The market is expecting the Fed to cut interest rates two more times, each by 0.25 percentage points, in 2026. Additionally, the new Fed chairman – who will be appointed by Trump to replace Jerome Powell in 2026 – may face pressure from the White House to cut rates more aggressively. Meanwhile, the European Central Bank (ECB) is projected to keep interest rates unchanged, while the Bank of Japan (BoJ) may continue to raise rates slightly.
A weaker dollar would push up import prices, increasing the value of profits American businesses generate overseas, and supporting exports – a trend that could be welcomed by the Trump administration, especially given his constant complaints about the trade deficit.
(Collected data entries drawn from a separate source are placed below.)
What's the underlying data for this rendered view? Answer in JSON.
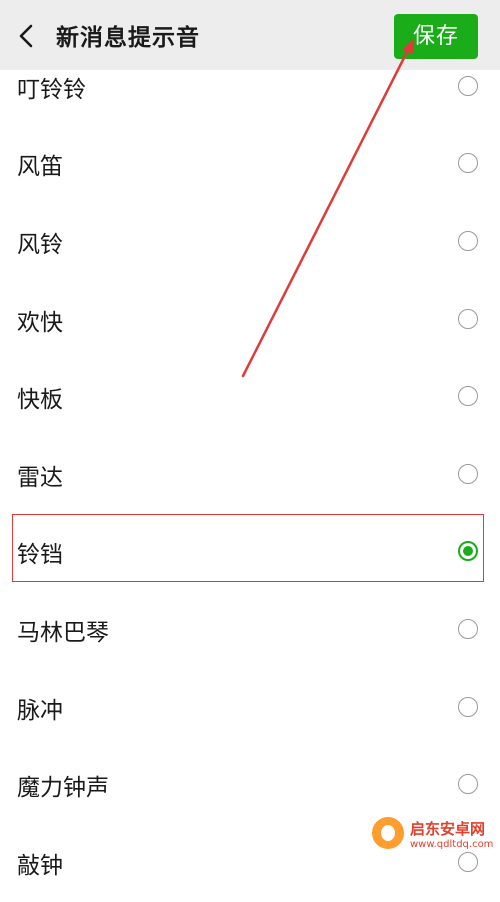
{
  "header": {
    "back_icon": "chevron-left-icon",
    "title": "新消息提示音",
    "save_label": "保存",
    "save_color": "#1aad19"
  },
  "ringtones": {
    "items": [
      {
        "label": "叮铃铃",
        "selected": false
      },
      {
        "label": "风笛",
        "selected": false
      },
      {
        "label": "风铃",
        "selected": false
      },
      {
        "label": "欢快",
        "selected": false
      },
      {
        "label": "快板",
        "selected": false
      },
      {
        "label": "雷达",
        "selected": false
      },
      {
        "label": "铃铛",
        "selected": true
      },
      {
        "label": "马林巴琴",
        "selected": false
      },
      {
        "label": "脉冲",
        "selected": false
      },
      {
        "label": "魔力钟声",
        "selected": false
      },
      {
        "label": "敲钟",
        "selected": false
      }
    ]
  },
  "annotation": {
    "color": "#e03b3b"
  },
  "watermark": {
    "name": "启东安卓网",
    "url": "www.qdltdq.com"
  }
}
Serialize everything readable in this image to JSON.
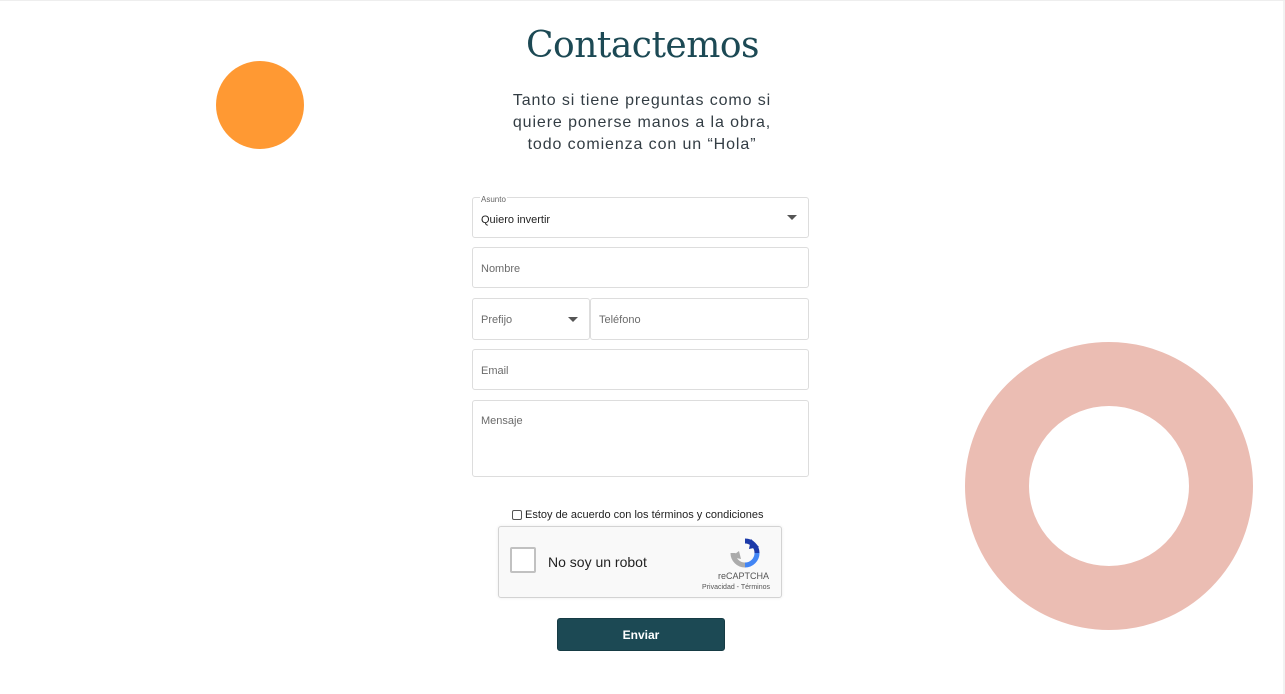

A weaker dollar could also encourage capital flows into emerging markets due to higher interest rates, making them more attractive to investors.
This development has helped carry trades in emerging markets – borrowing where interest rates are low to invest where yields are high – record their strongest returns since 2009. Both JPMorgan and Bank of America believe that the carry trade trend has further potential for growth, especially with the Brazilian real and some Asian currencies such as the South Korean won and the Chinese yuan.
Conversely, banks like Citigroup and Standard Chartered are forecasting the US dollar to appreciate against several other major currencies, arguing that the US economy remains too strong. The boom in artificial intelligence (AI) is attracting large capital flows into the US, helping to boost the dollar's value.